A gracelessly aged woman with peroxide hair, plaster-thick make-up and what looked like a pair of faux leopard skin devil's horns and unflatteringly tight pink leggings.

It was like tuning into Hammer House of Horror. In fact, it was the start of Big Brother and Julie Goodyear, AKA Coronation Street's Bet Lynch, was being led along the catwalk by a model naked other than a pair of gold lame hot pants.

Odd. Very odd.

Cheryl Fergison was next, the actress famed for playing Heather Trott in EastEnders. And we watched Julie and Cheryl make small talk.

At that point, 19 minutes in, I had a shocking realisation. Two hours of my life were about to be pointlessly and purposelessly lost to manufactured, arid, desolate, messing-with-our-minds TV.

The evening ahead promised dumbed-down, lowest-common-denominator, unintelligent pap masquerading as entertainment. Well, it would make a change from writing my dissertation.

Next up were Mike 'The Situation', an American reality star with good abs; Julian Clary, TV's campest entertainer who infamously made a joke that I'm too bashful to repeat about Norman Lamont; and undomesticated, sex-texting Page 3 glamour girl Rhian Sugden, whose CV – and I checked my facts – includes an appearance on a programme called Bamma Ring Girl on Brava.
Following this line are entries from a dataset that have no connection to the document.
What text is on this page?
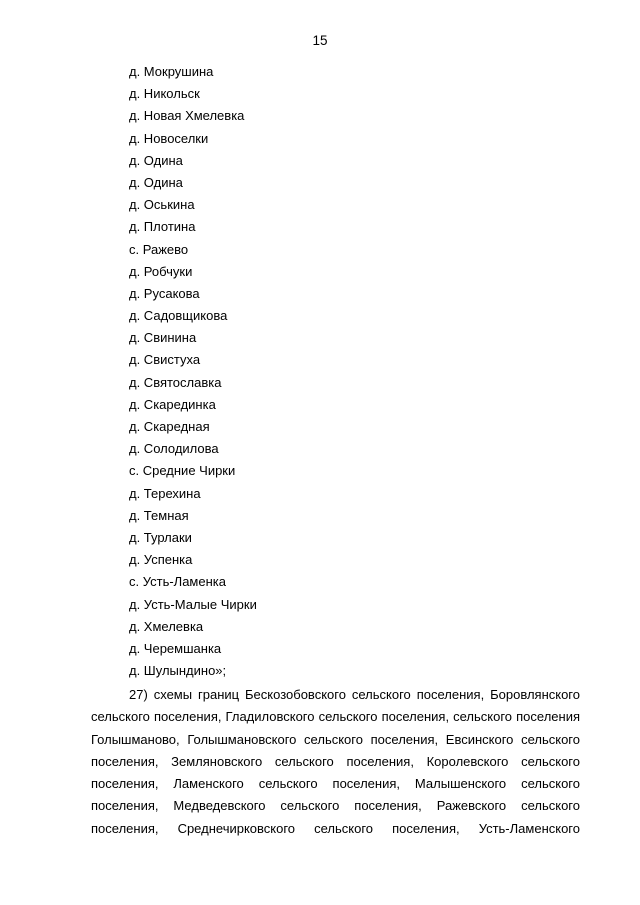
15
д. Мокрушина
д. Никольск
д. Новая Хмелевка
д. Новоселки
д. Одина
д. Одина
д. Оськина
д. Плотина
с. Ражево
д. Робчуки
д. Русакова
д. Садовщикова
д. Свинина
д. Свистуха
д. Святославка
д. Скарединка
д. Скаредная
д. Солодилова
с. Средние Чирки
д. Терехина
д. Темная
д. Турлаки
д. Успенка
с. Усть-Ламенка
д. Усть-Малые Чирки
д. Хмелевка
д. Черемшанка
д. Шулындино»;
27) схемы границ Бескозобовского сельского поселения, Боровлянского
сельского поселения, Гладиловского сельского поселения, сельского поселения
Голышманово, Голышмановского сельского поселения, Евсинского сельского
поселения, Земляновского сельского поселения, Королевского сельского
поселения, Ламенского сельского поселения, Малышенского сельского
поселения, Медведевского сельского поселения, Ражевского сельского
поселения, Среднечирковского сельского поселения, Усть-Ламенского
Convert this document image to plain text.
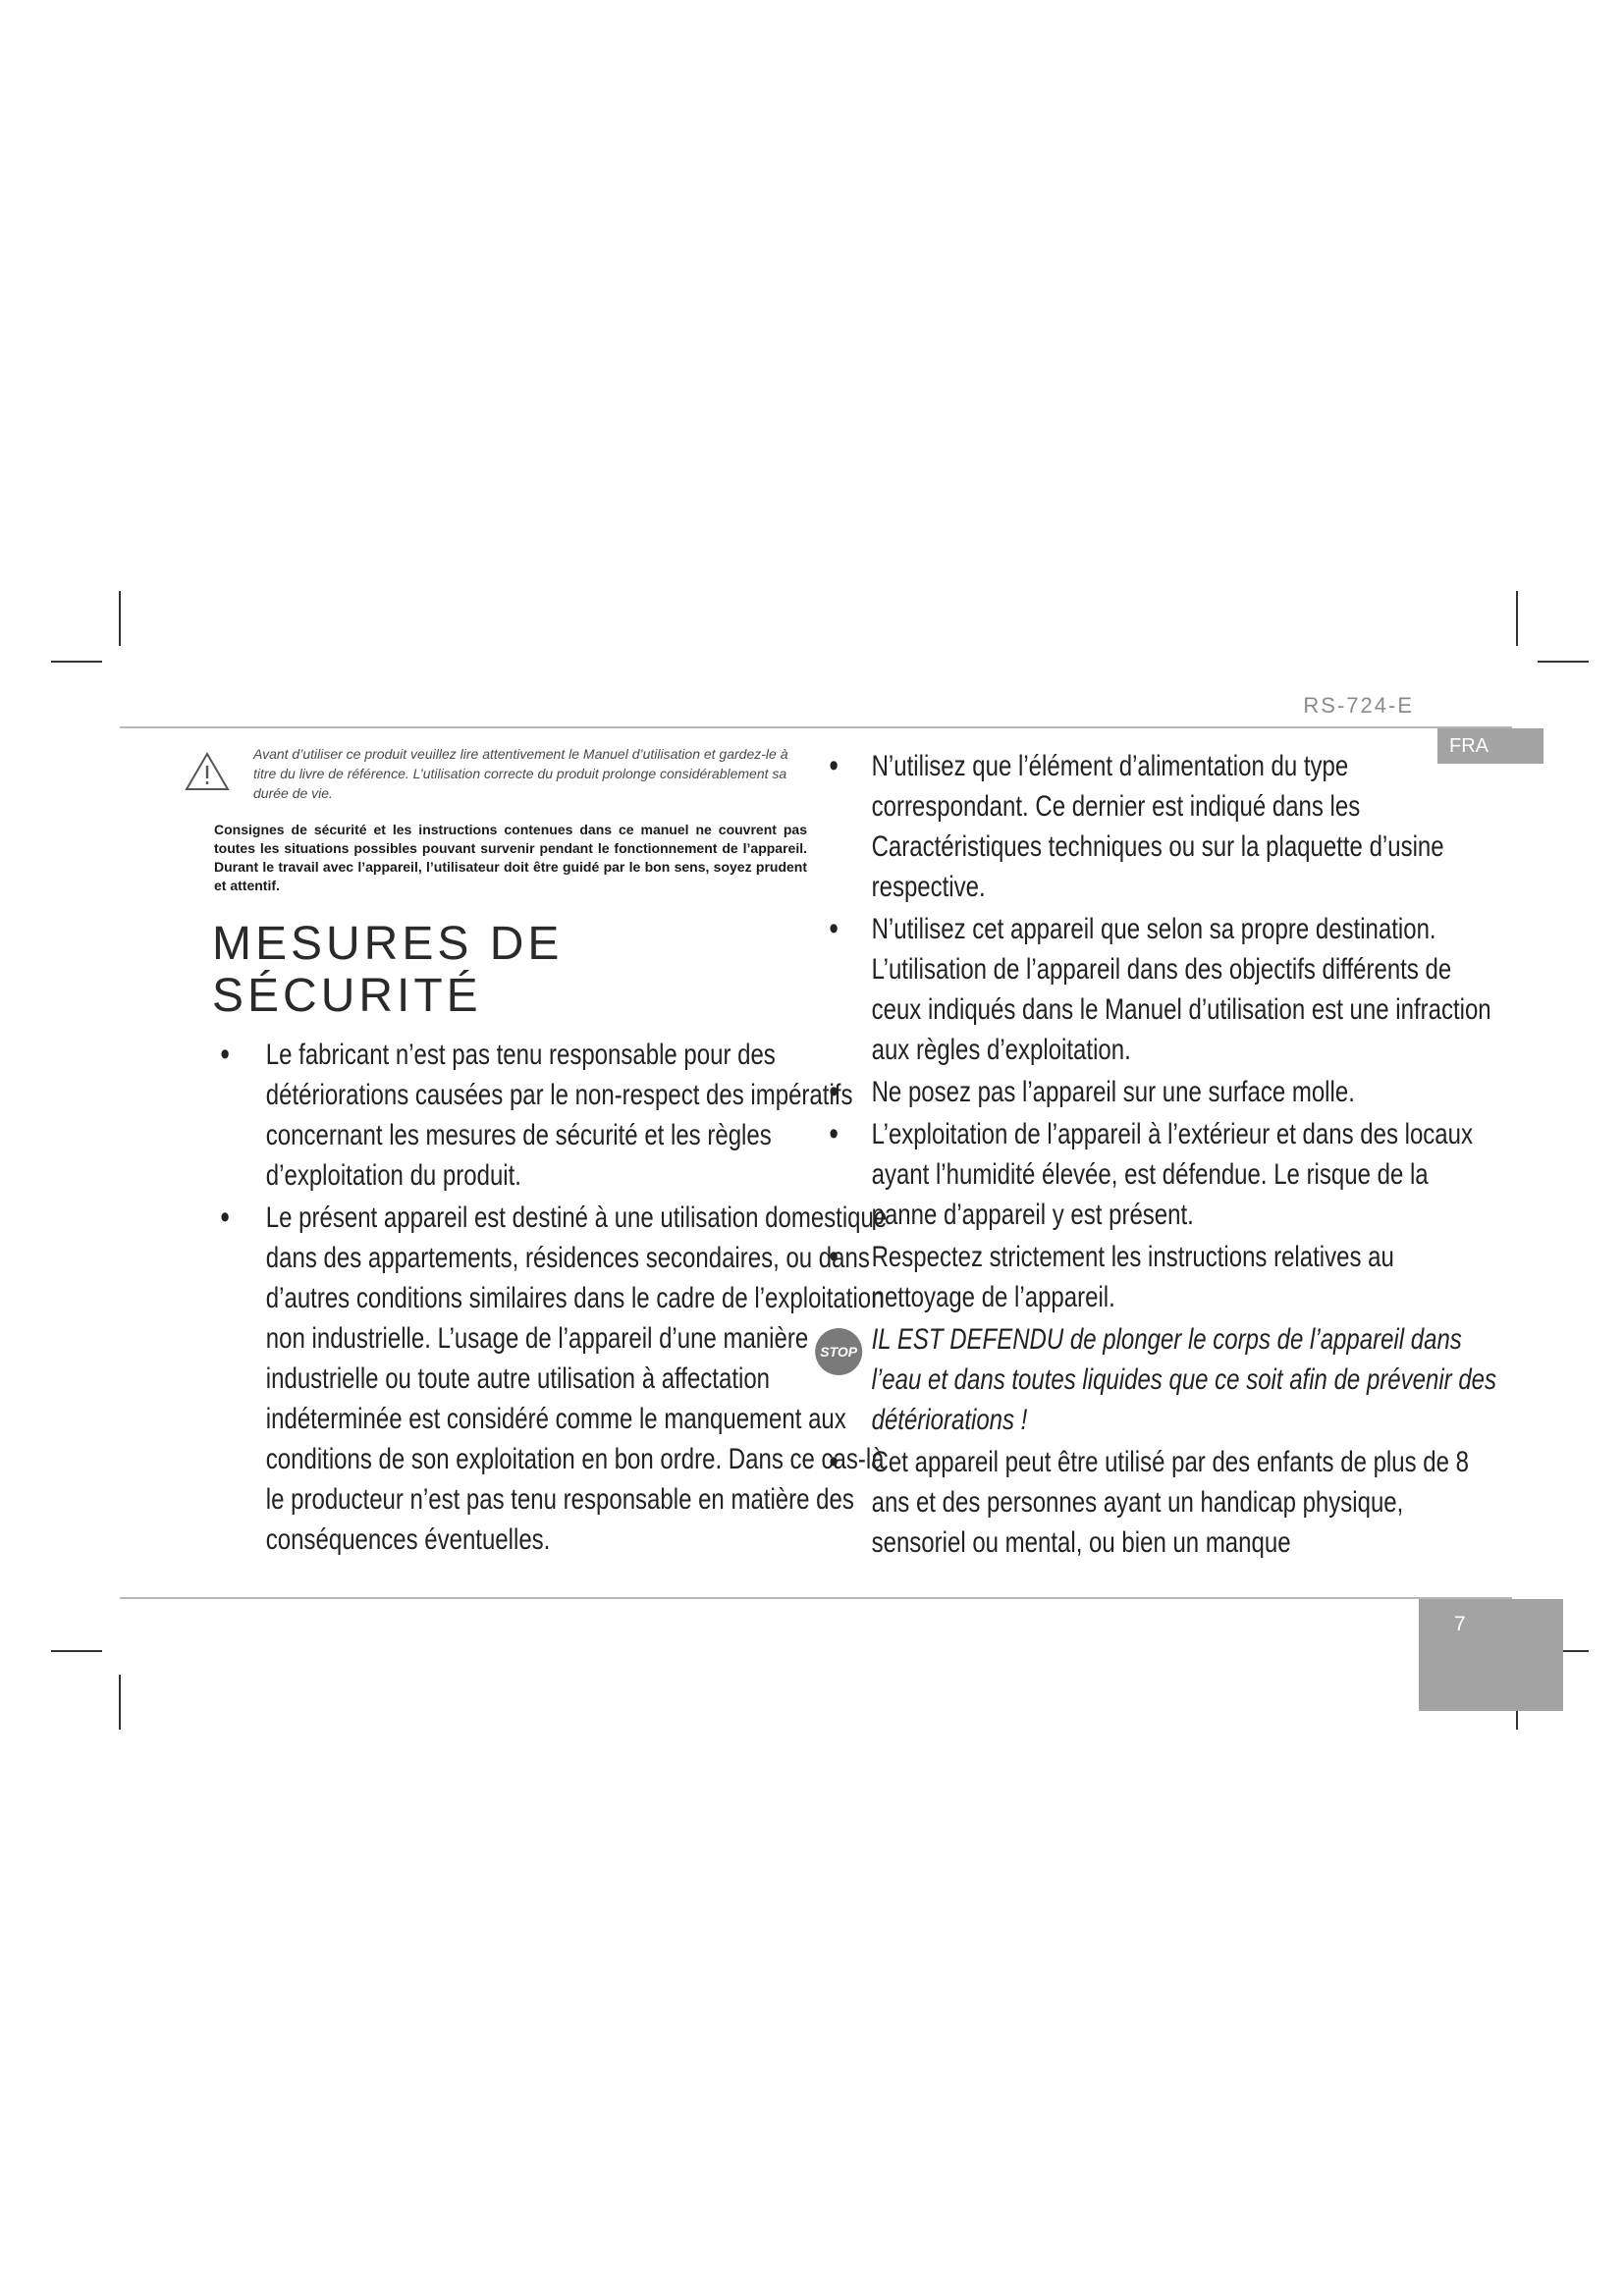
RS-724-E
FRA

Avant d’utiliser ce produit veuillez lire attentivement le Manuel d’utilisation et gardez-le à titre du livre de référence. L’utilisation correcte du produit prolonge considérablement sa durée de vie.

Consignes de sécurité et les instructions contenues dans ce manuel ne couvrent pas toutes les situations possibles pouvant survenir pendant le fonctionnement de l’appareil. Durant le travail avec l’appareil, l’utilisateur doit être guidé par le bon sens, soyez prudent et attentif.

MESURES DE SÉCURITÉ
• Le fabricant n’est pas tenu responsable pour des détériorations causées par le non-respect des impératifs concernant les mesures de sécurité et les règles d’exploitation du produit.
• Le présent appareil est destiné à une utilisation domestique dans des appartements, résidences secondaires, ou dans d’autres conditions similaires dans le cadre de l’exploitation non industrielle. L’usage de l’appareil d’une manière industrielle ou toute autre utilisation à affectation indéterminée est considéré comme le manquement aux conditions de son exploitation en bon ordre. Dans ce cas-là le producteur n’est pas tenu responsable en matière des conséquences éventuelles.
• N’utilisez que l’élément d’alimentation du type correspondant. Ce dernier est indiqué dans les Caractéristiques techniques ou sur la plaquette d’usine respective.
• N’utilisez cet appareil que selon sa propre destination. L’utilisation de l’appareil dans des objectifs différents de ceux indiqués dans le Manuel d’utilisation est une infraction aux règles d’exploitation.
• Ne posez pas l’appareil sur une surface molle.
• L’exploitation de l’appareil à l’extérieur et dans des locaux ayant l’humidité élevée, est défendue. Le risque de la panne d’appareil y est présent.
• Respectez strictement les instructions relatives au nettoyage de l’appareil.
STOP IL EST DEFENDU de plonger le corps de l’appareil dans l’eau et dans toutes liquides que ce soit afin de prévenir des détériorations !
• Cet appareil peut être utilisé par des enfants de plus de 8 ans et des personnes ayant un handicap physique, sensoriel ou mental, ou bien un manque
7
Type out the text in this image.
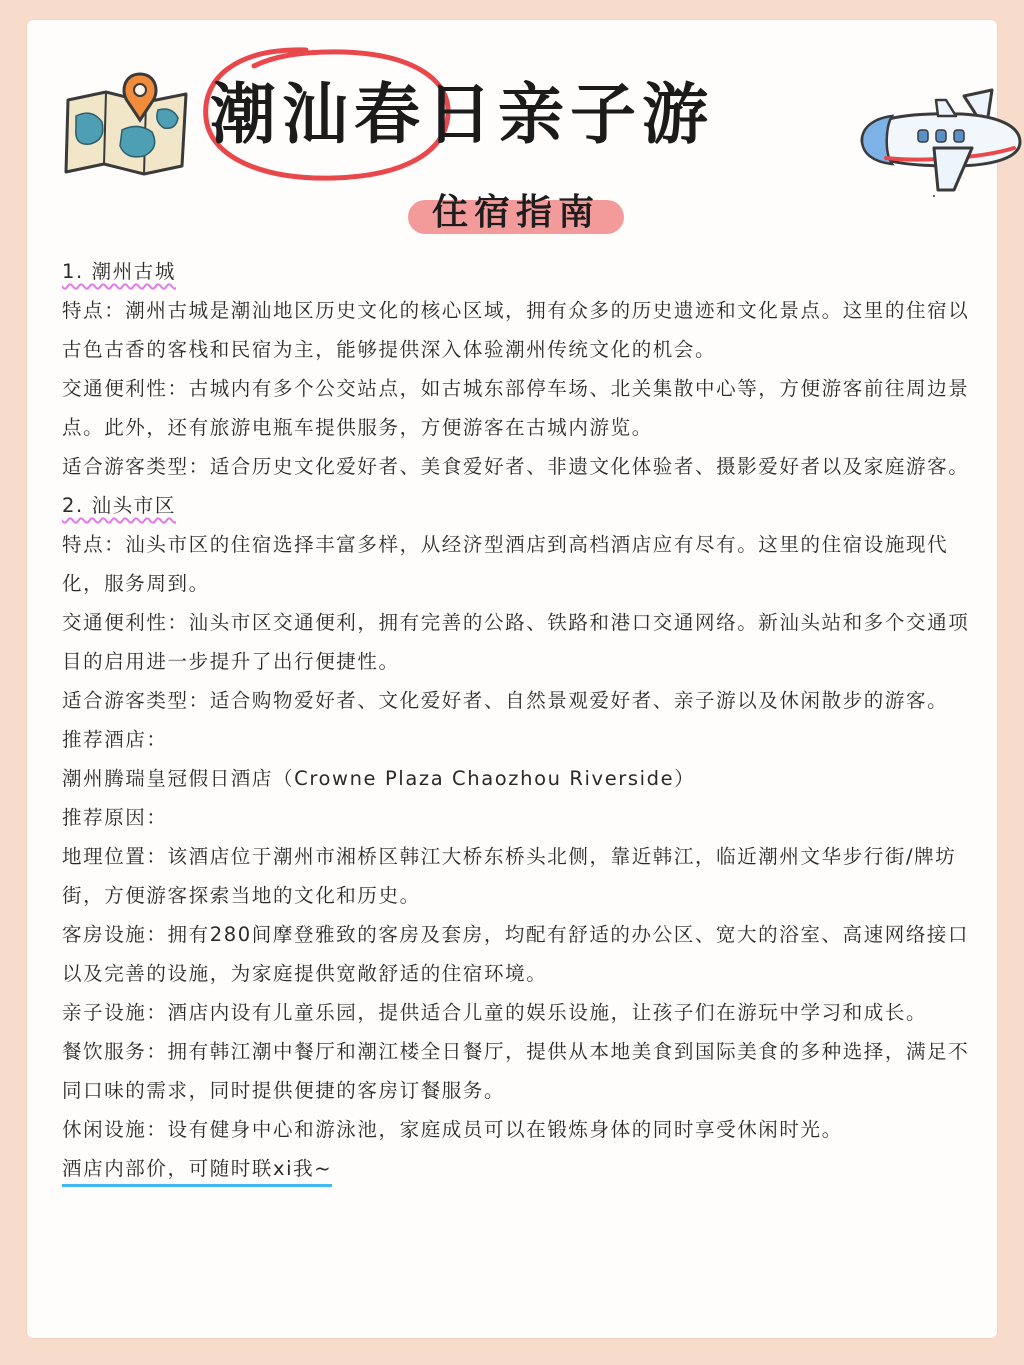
潮汕春日亲子游
住宿指南

1. 潮州古城

特点：潮州古城是潮汕地区历史文化的核心区域，拥有众多的历史遗迹和文化景点。这里的住宿以古色古香的客栈和民宿为主，能够提供深入体验潮州传统文化的机会。

交通便利性：古城内有多个公交站点，如古城东部停车场、北关集散中心等，方便游客前往周边景点。此外，还有旅游电瓶车提供服务，方便游客在古城内游览。

适合游客类型：适合历史文化爱好者、美食爱好者、非遗文化体验者、摄影爱好者以及家庭游客。

2. 汕头市区

特点：汕头市区的住宿选择丰富多样，从经济型酒店到高档酒店应有尽有。这里的住宿设施现代化，服务周到。

交通便利性：汕头市区交通便利，拥有完善的公路、铁路和港口交通网络。新汕头站和多个交通项目的启用进一步提升了出行便捷性。

适合游客类型：适合购物爱好者、文化爱好者、自然景观爱好者、亲子游以及休闲散步的游客。

推荐酒店：

潮州腾瑞皇冠假日酒店（Crowne Plaza Chaozhou Riverside）

推荐原因：

地理位置：该酒店位于潮州市湘桥区韩江大桥东桥头北侧，靠近韩江，临近潮州文华步行街/牌坊街，方便游客探索当地的文化和历史。

客房设施：拥有280间摩登雅致的客房及套房，均配有舒适的办公区、宽大的浴室、高速网络接口以及完善的设施，为家庭提供宽敞舒适的住宿环境。

亲子设施：酒店内设有儿童乐园，提供适合儿童的娱乐设施，让孩子们在游玩中学习和成长。

餐饮服务：拥有韩江潮中餐厅和潮江楼全日餐厅，提供从本地美食到国际美食的多种选择，满足不同口味的需求，同时提供便捷的客房订餐服务。

休闲设施：设有健身中心和游泳池，家庭成员可以在锻炼身体的同时享受休闲时光。

酒店内部价，可随时联xi我~
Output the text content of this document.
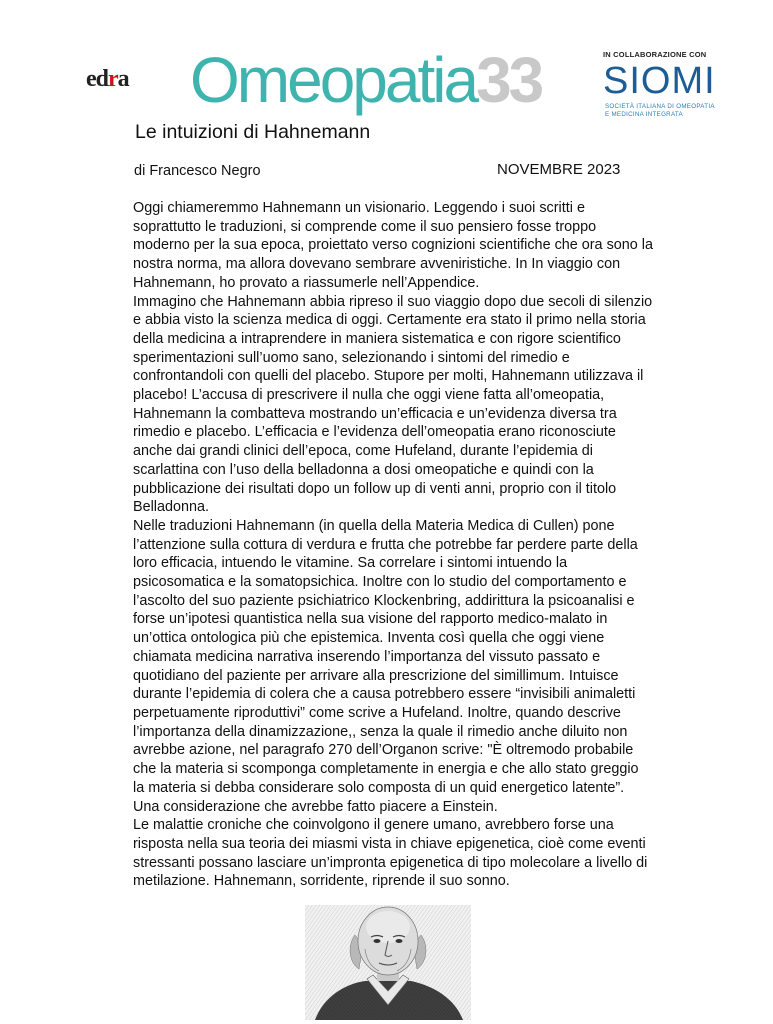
edra Omeopatia33	IN COLLABORAZIONE CON
SIOMI
SOCIETÀ ITALIANA DI OMEOPATIA
E MEDICINA INTEGRATA
Le intuizioni di Hahnemann
di Francesco Negro	NOVEMBRE 2023

Oggi chiameremmo Hahnemann un visionario. Leggendo i suoi scritti e soprattutto le traduzioni, si comprende come il suo pensiero fosse troppo moderno per la sua epoca, proiettato verso cognizioni scientifiche che ora sono la nostra norma, ma allora dovevano sembrare avveniristiche. In In viaggio con Hahnemann, ho provato a riassumerle nell’Appendice.

Immagino che Hahnemann abbia ripreso il suo viaggio dopo due secoli di silenzio e abbia visto la scienza medica di oggi. Certamente era stato il primo nella storia della medicina a intraprendere in maniera sistematica e con rigore scientifico sperimentazioni sull’uomo sano, selezionando i sintomi del rimedio e confrontandoli con quelli del placebo. Stupore per molti, Hahnemann utilizzava il placebo! L’accusa di prescrivere il nulla che oggi viene fatta all’omeopatia, Hahnemann la combatteva mostrando un’efficacia e un’evidenza diversa tra rimedio e placebo. L’efficacia e l’evidenza dell’omeopatia erano riconosciute anche dai grandi clinici dell’epoca, come Hufeland, durante l’epidemia di scarlattina con l’uso della belladonna a dosi omeopatiche e quindi con la pubblicazione dei risultati dopo un follow up di venti anni, proprio con il titolo Belladonna.

Nelle traduzioni Hahnemann (in quella della Materia Medica di Cullen) pone l’attenzione sulla cottura di verdura e frutta che potrebbe far perdere parte della loro efficacia, intuendo le vitamine. Sa correlare i sintomi intuendo la psicosomatica e la somatopsichica. Inoltre con lo studio del comportamento e l’ascolto del suo paziente psichiatrico Klockenbring, addirittura la psicoanalisi e forse un’ipotesi quantistica nella sua visione del rapporto medico-malato in un’ottica ontologica più che epistemica. Inventa così quella che oggi viene chiamata medicina narrativa inserendo l’importanza del vissuto passato e quotidiano del paziente per arrivare alla prescrizione del simillimum. Intuisce durante l’epidemia di colera che a causa potrebbero essere “invisibili animaletti perpetuamente riproduttivi” come scrive a Hufeland. Inoltre, quando descrive l’importanza della dinamizzazione,, senza la quale il rimedio anche diluito non avrebbe azione, nel paragrafo 270 dell’Organon scrive: "È oltremodo probabile che la materia si scomponga completamente in energia e che allo stato greggio la materia si debba considerare solo composta di un quid energetico latente”. Una considerazione che avrebbe fatto piacere a Einstein.

Le malattie croniche che coinvolgono il genere umano, avrebbero forse una risposta nella sua teoria dei miasmi vista in chiave epigenetica, cioè come eventi stressanti possano lasciare un’impronta epigenetica di tipo molecolare a livello di metilazione. Hahnemann, sorridente, riprende il suo sonno.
I'm unfamiliar with Bamma Ring girl, and it's probably just as well...

I turned to Twitter for support, to find messages like: 'I've just turned #cbb on, and part of me has died.'

So Solid's Harvey followed. His inclusion was based on having got into an online 'he-said, she-said' squabble with Cheryl Cole.

Next was a journalist called The Brick, who became one of Britian's most hated people for writing a self-serving, egocentric and undeniably fatuous 'think piece' entitled: 'Why Women Hate Me For Being Beautiful'.

Contemptibly, the odious brick said that the tens of thousands of negative responses from haters around the world simply proved that she'd been right. Mirror mirror on the wall, who's the vainest woman of all?

Prince Lorenzo followed, a no-nonsense aristocrat used to a gilded, silver spoon life – though his entrance was played out against the Big Brother pantomime's first ruse.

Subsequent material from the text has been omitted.